Every responsible business (and building) owner should have an evacuation plan in place and be conducting regular emergency evacuation training.
Just a few months ago Australia was in the grips of its worst bushfire season on record. Now more than ever it’s vital to have a clear and concise bushfire plan in place – even if you think you’re out of the danger zone.
How to be prepared for a fire
Step 1: Prepare a bushfire plan
A bushfire response and emergency plan will form part of the wider emergency response measures. There are several key components:
- Emergency procedure plan
- Include emergency exit diagrams, bushfire shelter locations, list of people in charge and anything else we advise during a consultation
- Instruction for responding to a broadcast Bushfire Alert
- Details of fire wardens and First Aid Certified employees
- Contact details of key personnel
- Disaster recovery plan
- First aid equipment for 3 days
In the process it’s prudent to check fire protection equipment has recently been inspected, first aid kits are well stocked, emergency exit lighting is operational and exit routes are unobstructed.
Not sure where to start? Get in touch with us for help assembling a tailored emergency evacuation plan that covers all the bases and keeps your people safe.

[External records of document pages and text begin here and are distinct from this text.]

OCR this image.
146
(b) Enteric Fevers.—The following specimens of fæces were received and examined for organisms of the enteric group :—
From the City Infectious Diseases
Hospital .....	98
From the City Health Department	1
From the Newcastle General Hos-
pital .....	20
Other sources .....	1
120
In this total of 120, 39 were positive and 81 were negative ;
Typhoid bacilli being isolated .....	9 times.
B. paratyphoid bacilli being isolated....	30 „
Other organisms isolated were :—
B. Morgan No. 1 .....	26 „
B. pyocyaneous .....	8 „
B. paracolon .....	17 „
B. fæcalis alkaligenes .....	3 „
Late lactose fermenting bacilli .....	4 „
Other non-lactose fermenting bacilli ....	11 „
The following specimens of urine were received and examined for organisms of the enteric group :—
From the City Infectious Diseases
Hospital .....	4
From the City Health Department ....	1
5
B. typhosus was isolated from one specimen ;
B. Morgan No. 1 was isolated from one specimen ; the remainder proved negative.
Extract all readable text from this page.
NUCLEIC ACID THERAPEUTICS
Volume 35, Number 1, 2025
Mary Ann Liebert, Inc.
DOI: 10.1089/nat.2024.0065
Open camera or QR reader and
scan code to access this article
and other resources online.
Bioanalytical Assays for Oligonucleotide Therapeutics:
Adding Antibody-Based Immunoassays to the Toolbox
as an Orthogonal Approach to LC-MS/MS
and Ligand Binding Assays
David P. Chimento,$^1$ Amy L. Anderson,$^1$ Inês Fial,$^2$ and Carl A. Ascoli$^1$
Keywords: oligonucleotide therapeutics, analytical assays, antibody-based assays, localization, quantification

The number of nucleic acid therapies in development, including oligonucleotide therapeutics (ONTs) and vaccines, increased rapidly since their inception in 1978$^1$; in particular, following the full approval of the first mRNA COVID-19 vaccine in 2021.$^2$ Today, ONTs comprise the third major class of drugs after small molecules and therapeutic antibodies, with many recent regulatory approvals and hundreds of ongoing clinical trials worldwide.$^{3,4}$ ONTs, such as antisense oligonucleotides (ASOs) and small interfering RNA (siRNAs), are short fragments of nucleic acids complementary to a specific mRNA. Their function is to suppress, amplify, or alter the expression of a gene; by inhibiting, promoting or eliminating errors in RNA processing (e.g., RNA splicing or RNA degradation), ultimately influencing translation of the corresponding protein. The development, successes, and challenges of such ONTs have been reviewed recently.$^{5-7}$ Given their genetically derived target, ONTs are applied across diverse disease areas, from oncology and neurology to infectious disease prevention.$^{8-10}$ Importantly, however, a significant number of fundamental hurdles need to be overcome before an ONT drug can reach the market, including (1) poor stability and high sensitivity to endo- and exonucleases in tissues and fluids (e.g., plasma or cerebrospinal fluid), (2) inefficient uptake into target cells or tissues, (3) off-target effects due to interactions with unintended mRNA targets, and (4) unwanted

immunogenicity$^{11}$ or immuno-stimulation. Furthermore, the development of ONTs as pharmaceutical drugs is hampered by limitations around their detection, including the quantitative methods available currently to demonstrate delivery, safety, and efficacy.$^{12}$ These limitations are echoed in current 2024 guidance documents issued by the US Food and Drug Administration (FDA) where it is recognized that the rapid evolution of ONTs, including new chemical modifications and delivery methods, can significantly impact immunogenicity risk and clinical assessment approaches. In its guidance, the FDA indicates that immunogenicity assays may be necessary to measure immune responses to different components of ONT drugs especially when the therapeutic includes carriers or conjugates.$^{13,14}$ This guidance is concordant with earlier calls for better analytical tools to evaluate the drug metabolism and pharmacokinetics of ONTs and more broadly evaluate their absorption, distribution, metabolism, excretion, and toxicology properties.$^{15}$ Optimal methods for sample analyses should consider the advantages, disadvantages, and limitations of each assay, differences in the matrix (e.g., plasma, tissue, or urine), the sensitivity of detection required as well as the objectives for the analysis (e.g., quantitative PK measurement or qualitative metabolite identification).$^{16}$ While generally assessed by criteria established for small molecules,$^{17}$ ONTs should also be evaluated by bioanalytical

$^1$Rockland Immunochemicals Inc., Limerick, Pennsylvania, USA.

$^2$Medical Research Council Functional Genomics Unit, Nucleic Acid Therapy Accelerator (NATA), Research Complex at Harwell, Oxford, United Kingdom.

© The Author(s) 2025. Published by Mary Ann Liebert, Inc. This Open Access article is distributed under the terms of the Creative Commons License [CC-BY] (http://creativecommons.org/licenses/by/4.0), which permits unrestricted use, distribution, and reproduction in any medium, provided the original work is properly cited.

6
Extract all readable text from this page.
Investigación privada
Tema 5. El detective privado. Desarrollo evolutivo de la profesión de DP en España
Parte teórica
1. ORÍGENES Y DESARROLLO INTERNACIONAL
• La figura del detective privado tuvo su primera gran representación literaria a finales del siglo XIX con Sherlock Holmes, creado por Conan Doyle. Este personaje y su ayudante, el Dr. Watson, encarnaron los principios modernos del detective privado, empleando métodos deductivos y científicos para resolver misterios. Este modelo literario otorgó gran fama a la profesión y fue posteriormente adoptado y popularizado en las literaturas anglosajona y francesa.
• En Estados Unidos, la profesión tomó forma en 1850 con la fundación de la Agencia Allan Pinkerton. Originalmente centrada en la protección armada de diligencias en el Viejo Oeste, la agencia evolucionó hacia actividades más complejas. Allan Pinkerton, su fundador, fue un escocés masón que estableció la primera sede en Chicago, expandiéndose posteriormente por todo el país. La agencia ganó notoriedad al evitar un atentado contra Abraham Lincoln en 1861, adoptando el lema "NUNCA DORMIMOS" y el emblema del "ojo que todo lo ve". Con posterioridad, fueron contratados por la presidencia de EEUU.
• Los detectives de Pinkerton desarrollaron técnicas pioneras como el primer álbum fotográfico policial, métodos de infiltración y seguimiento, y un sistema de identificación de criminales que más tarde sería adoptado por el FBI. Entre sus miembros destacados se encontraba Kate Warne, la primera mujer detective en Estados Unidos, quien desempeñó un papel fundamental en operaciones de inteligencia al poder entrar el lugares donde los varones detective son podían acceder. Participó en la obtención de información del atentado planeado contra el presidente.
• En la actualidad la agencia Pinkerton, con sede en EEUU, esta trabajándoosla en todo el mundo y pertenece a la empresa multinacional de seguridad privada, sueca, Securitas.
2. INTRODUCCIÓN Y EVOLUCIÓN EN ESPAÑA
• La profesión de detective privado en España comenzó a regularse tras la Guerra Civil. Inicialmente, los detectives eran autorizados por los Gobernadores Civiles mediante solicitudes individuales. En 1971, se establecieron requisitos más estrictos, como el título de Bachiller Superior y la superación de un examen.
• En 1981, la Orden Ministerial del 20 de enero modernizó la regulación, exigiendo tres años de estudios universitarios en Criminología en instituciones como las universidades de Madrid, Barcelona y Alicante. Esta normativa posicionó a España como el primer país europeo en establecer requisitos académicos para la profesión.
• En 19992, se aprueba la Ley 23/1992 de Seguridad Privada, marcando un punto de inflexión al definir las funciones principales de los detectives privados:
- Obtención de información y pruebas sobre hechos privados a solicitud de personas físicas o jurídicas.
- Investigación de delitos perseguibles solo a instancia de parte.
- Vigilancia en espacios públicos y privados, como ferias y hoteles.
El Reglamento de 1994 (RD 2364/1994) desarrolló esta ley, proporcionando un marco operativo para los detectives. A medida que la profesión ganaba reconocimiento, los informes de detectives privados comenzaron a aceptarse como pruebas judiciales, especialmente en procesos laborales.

Step 2: Emergency evacuation training
Once your emergency response measures are in place, it’s time to test them. Emergency evacuation training has two main benefits:
- Employees/building occupants are familiar with emergency exit routes and procedures
- Lower risk of panicked response in an actual emergency
We recommend conducting emergency exit drills every 6 months at least. In the lead-up to fire season it’s also prudent to brief staff on special bushfire response plans, including:
- Bushfire Alerts
- Fire danger ratings
- Nearby bushfire shelters
- Preparation steps
If recent events have taught us anything, it’s impossible to predict how a fire is going to behave. However with the right preparation and regular training, you can rest assured employees and visitors will be safe in case of a bushfire threat.
Step 3: Maintain and update emergency preparation measures
Good work getting your emergency response plan ready – but remember it’s only useful if it remains up to date. On top of regular evacuation training, here’s how to maintain effective fire protection measures:
- Conduct regular inspections of all on-site fire protection equipment
- Review emergency procedures at least annually
- Ensure fire wardens who leave the business are replaced
And finally, make sure to stay informed by subscribing to alerts from the relevant fire authorities. Taking steps to protect your property (and yourself) early, including putting together an emergency response kit, could mean the difference between safety and danger in a bushfire emergency.
How Fire Safe ANZ can help
Fire Safe ANZ are the first port of call for emergency response planning, including emergency evacuation training, customised response plans, and fire protection equipment certification.
If you’re thinking ahead to next bushfire season, reviewing emergency readiness, or starting from scratch with a new building and want to make sure you have the best systems in place, give us a call today.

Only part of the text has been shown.